Routing Guru. IPv6 Advocate. Operator of Hextet Systems (AS395089).

Service Status via SaltStack 2014.7 with Nagios

Fri, 21 Nov 2014 23:14:59 -0600 » Nerd Projects, Nagios, Network Monitoring, CLI, Programming, Virtualization, SaltStack, System Administration » Estimated read time: 2 mins

One of the most exciting new features to me in SaltStack 2014.7 is the nagios module. This module supports remote execution of nagios-plugins on your minions. It can also execute pre-defined lists of checks and targets defined (and targeted) in a Pillar. Jinja templating and Grains can of course be used as well, making for an extremely versatile monitoring and testing solution.

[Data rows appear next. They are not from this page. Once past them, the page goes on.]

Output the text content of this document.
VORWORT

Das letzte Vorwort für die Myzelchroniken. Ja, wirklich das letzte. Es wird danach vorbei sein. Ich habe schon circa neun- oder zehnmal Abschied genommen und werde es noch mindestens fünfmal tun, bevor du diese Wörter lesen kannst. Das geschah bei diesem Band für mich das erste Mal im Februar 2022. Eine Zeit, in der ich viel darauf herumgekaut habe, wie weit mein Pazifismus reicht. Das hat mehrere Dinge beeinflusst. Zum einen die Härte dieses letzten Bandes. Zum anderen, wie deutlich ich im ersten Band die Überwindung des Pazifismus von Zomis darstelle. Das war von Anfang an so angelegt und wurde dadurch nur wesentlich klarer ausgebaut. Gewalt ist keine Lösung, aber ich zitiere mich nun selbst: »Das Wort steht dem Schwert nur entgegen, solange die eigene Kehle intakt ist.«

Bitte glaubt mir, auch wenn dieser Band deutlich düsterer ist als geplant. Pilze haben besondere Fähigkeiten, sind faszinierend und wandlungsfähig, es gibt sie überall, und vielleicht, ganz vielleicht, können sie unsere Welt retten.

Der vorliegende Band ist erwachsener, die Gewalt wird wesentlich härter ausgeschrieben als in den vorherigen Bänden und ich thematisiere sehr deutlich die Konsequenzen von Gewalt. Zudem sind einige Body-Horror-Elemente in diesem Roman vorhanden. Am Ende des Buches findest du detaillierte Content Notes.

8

I haven’t implemented anything crazy with it yet, but I am really seeing the power of this. A couple ideas off the top of my head:

  • Service configuration best practices checklists
  • Distributed connectivity tests
  • Distributed latency reporting

I would like to build a very simple internal help desk service status page with no Nagios back-end requirement, perhaps even just running out of a */5 * * * * ... cron with the JSON output from salt --out=json -s -G roles:monitoring nagios.run_all_pillar nagios_test redirected to a file in a web directory, then displayed to help desk techs via jQuery/HTML5 generated page with nice green/yellow/red statuses for each item monitored based on the return codes of the checks.


I have made a documentation pull request to SaltStack, their example pillar on the nagios module docs doesn’t fully work as exists in the docs right now.

** Update: ** My doc changes have been committed! I’ve got one commit in SaltStack!

Below is a working simple sample nagios check Pillar and some output from when it is run.

/srv/salt/top.sls:

base:
  '*':
    - nagios

/srv/pillar/nagios.sls:

nagios_test:
  Ping_google:
    - check_icmp: 8.8.8.8
    - check_icmp: google.com
  Load:
    - check_load: -w 0.8 -c 1
  APT:
    - check_apt

This check Pillar can then be run with salt nagios.\* nagios.run_pillar nagios_test, and produces output like below:

nagios.henchman21.net:
    ----------
    APT:
        ----------
        check_apt:
            APT OK: 0 packages available for upgrade (0 critical updates).
    Load:
        ----------
        check_load_-w0.8-c1:
            OK - load average: 0.09, 0.13, 0.13|load1=0.090;0.800;1.000;0; load5=0.130;0.800;1.000;0; load15=0.130;0.800;1.000;0;
    Ping_google:
        ----------
        check_icmp_8.8.8.8:
            OK - 8.8.8.8: rta 30.415ms, lost 0%|rta=30.415ms;200.000;500.000;0; pl=0%;40;80;; rtmax=30.718ms;;;; rtmin=30.226ms;;;;
        check_icmp_google.com:
            OK - google.com: rta 1.328ms, lost 0%|rta=1.328ms;200.000;500.000;0; pl=0%;40;80;; rtmax=1.425ms;;;; rtmin=1.247ms;;;;